Pitfalls of diagnosis based on abnormal flow cytometry and [(18)F]fluorodeoxyglucose positron emission tomography.

Bhargava P, Parker JA, Dezube BJ.

Clin Lymphoma Myeloma. 2008 Apr;8(2):117-20. doi: 10.3816/CLM.2008.n.014.

A 30-year-old, HIV-positive man with a previous history of an atypical nasopharyngeal Burkitt lymphoma developed fluorodeoxyglucose (FDG) avidity on a routine FDG-positron emission tomography (PET)/computed tomography scan performed 10 months after the completion of all treatment.

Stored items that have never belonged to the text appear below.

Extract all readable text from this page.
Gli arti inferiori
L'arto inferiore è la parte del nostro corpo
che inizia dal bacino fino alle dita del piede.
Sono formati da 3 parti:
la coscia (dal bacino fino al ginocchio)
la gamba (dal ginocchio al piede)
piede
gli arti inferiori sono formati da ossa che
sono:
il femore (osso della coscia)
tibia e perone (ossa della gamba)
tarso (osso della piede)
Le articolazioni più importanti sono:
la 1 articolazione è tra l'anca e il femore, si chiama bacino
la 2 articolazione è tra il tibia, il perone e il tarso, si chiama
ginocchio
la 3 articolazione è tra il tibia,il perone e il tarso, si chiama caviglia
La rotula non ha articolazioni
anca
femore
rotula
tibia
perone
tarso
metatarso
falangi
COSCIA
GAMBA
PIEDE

This new FDG-avid disease was in the area of his initial disease. Flow cytometric assessment of a fine needle aspiration showed a CD10-expressing B-cell population with kappa predominance. The corresponding cytology smears had large atypical lymphoid cells along with smaller lymphocytes and macrophages. Because of the patient's previous history of a CD10(+), high-grade B-cell lymphoma, the cytologic and flow cytometric findings were considered highly suspicious for a B-cell lymphoma. Because the differential diagnosis included a relapsed Burkitt lymphoma versus a second, unrelated lymphoma (the former with a dismal prognosis) it was deemed prudent to obtain more tissue via an open biopsy for confirmation of diagnosis and exact subclassification. An open biopsy, however, revealed a reactive lymph node with enlarged geographic follicles; no lymphoma was demonstrable and c-Myc studies were negative. The patient remains without evidence of disease. Retrospectively, the original flow cytometric assessment was believed to likely represent sampling of hyperplastic germinal centers with significantly expanded CD10(+) B cells. The FDG uptake and the kappa predominance further confounded the interpretation. This case illustrates the pitfalls of standard diagnostic techniques, including PET scanning, cytology, and flow cytometry, particularly in the setting of HIV. It further underscores the importance of adequate clinical correlation and a low threshold for performing open biopsies in such patients.